An infection in the urinary tract caused by bacteria or fungi can result in cloudy and foamy urine. This is usually accompanied by a burning pain during urination, which is characteristic of a UTI or urinary tract infection. The microorganisms causing the infection produce foam in one's urine.
UTI is usually detected in a urine examination and may be treated with antibiotics. Patients are also advised to increase their fluid intake to flush out the microorganisms.

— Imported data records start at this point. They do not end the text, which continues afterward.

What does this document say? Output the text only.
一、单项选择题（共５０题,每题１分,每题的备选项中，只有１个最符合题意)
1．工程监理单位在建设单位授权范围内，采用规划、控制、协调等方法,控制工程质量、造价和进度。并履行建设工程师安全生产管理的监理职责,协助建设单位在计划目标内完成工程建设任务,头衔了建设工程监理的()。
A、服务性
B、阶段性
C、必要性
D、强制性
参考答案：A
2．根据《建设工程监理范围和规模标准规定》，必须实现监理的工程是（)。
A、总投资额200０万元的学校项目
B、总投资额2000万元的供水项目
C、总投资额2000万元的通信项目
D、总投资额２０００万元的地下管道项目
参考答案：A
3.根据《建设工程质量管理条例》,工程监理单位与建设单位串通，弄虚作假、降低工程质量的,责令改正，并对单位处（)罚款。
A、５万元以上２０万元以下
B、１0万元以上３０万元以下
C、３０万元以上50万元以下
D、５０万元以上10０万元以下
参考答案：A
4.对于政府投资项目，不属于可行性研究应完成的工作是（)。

In some people, a fistula or unnatural connection may develop between the urinary bladder and the colon (large intestine), and this is called a vesicocolic fistula. The bladder becomes swollen and fluid accumulates beneath the skin. Foam is formed, and on urination, the urine becomes foamy. Because of the connection to the colon, the urine may also have an offensive odor and may contain some feces. This is not a normal condition and may be a sign of another underlying condition such as Crohn's disease or a tumor. Medical consultation must be sought deal with this condition.
Semen in Urine
After sexual intercourse, some semen may be left in one's urethra, which may come out in the urine. However, small amounts of semen do not usually lead to foam in the urine. Another condition called retrograde ejaculation may result in large amounts of semen going back to the bladder if the sphincter (a muscle that prevents retrograde flow) is not properly functioning. This is usually associated with foamy urine and medical advice is recommended.
People with kidney disease as a complication of diabetes or kidney stones can also have foamy urine. To diagnose kidney disease a simple urinalysis may be done, followed by other relevant tests such as the dipstick test and other blood tests. A 24-hour urine collection may also be requested for better evaluation of kidney function.